Para Frederico Cantante, a promessa de André Ventura não merece críticas somente porque ameaçaria a Segurança Social e os salários. Também as merece porque deixa perceber que é motivada por uma “preocupação meramente eleitoralista“.

É que, em paralelo, o Chega tem atacado o Rendimento Social de Inserção, cujo objetivo também é mitigar a pobreza entre os portugueses. “O Chega tem tido uma postura muito crítica, de quase criminalização dos beneficiários“, salienta o professor universitário.

“Porque não indexar outro tipo de prestações ao salário mínimo? Porque não indexar a Prestação Social para a Inclusão ao salário mínimo? Porque não indexar o valor de referência do Rendimento Social de Inserção ao salário mínimo nacional?“, interroga o investigador, que atira que fazer a mudança “ad hoc” somente no caso das pensões geraria estranheza no sistema.

“A proposta do Chega é eleitoralista, porque é direcionada a uma parte da população que tem um peso muito grande no eleitorado“, assinala Frederico Cantante.

As pensões e a Segurança Social têm sido, de resto, temas quentes (e polémicos) nas últimas semanas no debate político. Por exemplo, Luís Montenegro prometeu um “rendimento mínimo” aos pensionistas de 820 euros, que acabou por gerar confusão, porque o líder PSD não estava a prometer uma pensão mínima (como inicialmente percebido), mas um aumento do Complemento Solidário para Idosos.

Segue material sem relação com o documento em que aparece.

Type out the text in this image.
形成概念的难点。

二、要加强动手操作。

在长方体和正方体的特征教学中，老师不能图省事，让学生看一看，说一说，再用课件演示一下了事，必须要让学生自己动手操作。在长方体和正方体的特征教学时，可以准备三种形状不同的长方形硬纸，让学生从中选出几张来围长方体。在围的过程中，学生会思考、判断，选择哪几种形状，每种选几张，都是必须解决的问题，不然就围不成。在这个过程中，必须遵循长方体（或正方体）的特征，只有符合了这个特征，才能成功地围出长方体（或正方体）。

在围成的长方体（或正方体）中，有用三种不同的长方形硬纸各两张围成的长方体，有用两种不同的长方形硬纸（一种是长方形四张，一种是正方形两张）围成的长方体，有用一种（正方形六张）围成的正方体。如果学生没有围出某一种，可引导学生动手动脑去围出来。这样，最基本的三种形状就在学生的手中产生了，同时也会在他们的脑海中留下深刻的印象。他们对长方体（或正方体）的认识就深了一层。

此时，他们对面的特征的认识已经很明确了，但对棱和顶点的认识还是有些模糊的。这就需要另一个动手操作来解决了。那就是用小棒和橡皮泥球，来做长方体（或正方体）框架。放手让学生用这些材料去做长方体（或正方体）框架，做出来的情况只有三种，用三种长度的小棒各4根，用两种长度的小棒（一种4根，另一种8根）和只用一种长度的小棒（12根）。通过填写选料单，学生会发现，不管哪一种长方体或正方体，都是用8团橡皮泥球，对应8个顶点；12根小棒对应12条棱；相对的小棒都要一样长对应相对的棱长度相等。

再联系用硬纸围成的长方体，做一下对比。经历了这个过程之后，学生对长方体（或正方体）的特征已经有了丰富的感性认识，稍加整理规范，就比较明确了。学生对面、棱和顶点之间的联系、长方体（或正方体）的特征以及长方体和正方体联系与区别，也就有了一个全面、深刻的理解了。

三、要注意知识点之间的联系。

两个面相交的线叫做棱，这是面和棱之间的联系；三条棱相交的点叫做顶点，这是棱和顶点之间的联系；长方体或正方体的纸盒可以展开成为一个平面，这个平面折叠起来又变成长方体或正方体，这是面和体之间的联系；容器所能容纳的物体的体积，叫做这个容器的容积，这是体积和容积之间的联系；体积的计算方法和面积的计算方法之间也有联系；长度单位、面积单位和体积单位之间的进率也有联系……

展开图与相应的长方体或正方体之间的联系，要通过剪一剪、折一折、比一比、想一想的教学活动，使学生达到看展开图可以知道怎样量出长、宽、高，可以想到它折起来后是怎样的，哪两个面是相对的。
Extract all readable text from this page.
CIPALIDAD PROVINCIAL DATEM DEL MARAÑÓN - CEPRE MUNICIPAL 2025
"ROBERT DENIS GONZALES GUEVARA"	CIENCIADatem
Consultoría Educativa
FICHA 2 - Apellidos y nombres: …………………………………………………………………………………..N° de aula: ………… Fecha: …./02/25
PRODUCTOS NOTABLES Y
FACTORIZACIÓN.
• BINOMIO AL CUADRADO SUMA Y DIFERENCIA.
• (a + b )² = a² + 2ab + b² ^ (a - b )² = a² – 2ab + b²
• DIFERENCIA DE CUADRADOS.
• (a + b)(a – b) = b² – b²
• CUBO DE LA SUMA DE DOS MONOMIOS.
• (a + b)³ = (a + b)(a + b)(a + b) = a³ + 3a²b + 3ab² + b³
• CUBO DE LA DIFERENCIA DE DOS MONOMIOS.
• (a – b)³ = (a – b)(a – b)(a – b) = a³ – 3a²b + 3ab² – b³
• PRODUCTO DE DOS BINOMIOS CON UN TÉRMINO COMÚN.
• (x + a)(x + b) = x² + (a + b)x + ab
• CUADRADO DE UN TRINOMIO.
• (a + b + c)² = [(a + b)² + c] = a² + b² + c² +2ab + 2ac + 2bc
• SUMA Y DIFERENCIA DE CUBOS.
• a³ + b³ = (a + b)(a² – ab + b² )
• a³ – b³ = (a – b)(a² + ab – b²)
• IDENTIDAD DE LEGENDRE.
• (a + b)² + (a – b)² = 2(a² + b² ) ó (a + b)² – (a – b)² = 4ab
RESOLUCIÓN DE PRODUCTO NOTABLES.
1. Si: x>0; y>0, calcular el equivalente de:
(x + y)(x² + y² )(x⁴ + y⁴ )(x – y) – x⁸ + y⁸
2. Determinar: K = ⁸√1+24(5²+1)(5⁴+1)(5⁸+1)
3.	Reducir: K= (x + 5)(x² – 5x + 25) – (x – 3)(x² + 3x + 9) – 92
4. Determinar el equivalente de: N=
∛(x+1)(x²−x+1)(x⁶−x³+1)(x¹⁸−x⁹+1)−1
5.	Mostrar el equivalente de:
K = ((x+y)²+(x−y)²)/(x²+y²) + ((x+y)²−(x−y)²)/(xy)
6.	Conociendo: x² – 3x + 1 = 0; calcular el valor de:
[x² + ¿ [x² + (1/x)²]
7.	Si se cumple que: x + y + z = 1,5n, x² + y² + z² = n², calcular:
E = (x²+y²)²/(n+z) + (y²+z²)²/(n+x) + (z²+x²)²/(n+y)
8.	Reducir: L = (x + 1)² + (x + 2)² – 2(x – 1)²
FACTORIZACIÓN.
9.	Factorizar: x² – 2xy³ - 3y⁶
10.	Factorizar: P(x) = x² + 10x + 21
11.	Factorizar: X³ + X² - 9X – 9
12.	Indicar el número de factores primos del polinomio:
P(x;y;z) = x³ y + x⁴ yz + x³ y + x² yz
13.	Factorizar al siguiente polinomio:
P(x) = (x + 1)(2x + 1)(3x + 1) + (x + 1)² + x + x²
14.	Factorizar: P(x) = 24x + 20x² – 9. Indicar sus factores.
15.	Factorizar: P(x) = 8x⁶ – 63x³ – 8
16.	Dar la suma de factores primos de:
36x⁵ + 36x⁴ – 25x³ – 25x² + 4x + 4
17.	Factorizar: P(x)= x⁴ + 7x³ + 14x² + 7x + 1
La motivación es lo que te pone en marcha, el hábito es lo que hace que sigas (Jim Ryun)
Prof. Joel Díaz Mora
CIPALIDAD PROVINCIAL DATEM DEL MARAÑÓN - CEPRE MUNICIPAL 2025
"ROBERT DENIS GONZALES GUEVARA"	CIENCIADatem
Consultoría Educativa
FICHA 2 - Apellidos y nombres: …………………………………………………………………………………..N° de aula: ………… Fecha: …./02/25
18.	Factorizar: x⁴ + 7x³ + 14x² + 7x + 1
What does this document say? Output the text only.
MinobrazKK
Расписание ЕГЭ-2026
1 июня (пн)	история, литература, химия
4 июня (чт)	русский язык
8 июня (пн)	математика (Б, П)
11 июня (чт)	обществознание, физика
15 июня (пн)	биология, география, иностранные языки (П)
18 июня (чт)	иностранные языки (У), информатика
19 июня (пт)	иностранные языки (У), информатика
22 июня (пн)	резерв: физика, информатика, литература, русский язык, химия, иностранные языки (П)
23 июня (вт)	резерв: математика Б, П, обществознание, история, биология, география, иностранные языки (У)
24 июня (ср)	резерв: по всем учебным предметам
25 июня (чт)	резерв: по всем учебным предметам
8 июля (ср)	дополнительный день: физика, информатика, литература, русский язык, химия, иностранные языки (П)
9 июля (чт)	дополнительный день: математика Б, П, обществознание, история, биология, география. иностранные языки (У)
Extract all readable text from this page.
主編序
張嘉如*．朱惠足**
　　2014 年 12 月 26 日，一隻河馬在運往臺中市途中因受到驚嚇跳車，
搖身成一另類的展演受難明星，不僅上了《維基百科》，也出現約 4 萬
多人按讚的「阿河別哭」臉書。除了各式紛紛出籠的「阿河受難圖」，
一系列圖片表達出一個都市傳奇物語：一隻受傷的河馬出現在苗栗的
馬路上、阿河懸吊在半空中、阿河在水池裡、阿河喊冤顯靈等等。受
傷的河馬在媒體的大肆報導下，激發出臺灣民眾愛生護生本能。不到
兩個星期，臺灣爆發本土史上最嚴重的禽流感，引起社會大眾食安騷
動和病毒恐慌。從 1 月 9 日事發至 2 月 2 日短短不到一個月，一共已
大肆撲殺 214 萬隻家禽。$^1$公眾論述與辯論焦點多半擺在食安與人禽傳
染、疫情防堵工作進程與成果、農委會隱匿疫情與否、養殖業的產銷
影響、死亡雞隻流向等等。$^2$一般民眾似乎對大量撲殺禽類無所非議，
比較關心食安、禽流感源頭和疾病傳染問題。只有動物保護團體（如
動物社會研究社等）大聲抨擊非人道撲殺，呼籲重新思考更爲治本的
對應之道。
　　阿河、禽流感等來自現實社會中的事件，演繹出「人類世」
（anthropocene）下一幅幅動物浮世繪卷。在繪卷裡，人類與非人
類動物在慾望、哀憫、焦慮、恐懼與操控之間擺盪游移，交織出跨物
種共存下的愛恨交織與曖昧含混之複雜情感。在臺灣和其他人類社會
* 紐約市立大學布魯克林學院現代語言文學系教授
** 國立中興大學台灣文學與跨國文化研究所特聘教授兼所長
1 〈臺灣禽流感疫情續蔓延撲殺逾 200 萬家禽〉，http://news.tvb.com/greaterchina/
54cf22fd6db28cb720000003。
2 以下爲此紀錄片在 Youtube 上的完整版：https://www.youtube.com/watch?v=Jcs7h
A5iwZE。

Já Pedro Nuno Santos propôs a diversificação das fontes de financiamento da Segurança Social, sinalizando o regresso de uma velha proposta da esquerda de taxar mais as empresas de base tecnológica que têm elevado valor, mas poucos trabalhadores.

Com a ida às urnas marcada para daqui a dois meses, o interesse político em torno da proteção social está, assim, instalado, mas multiplicam-se as controvérsias.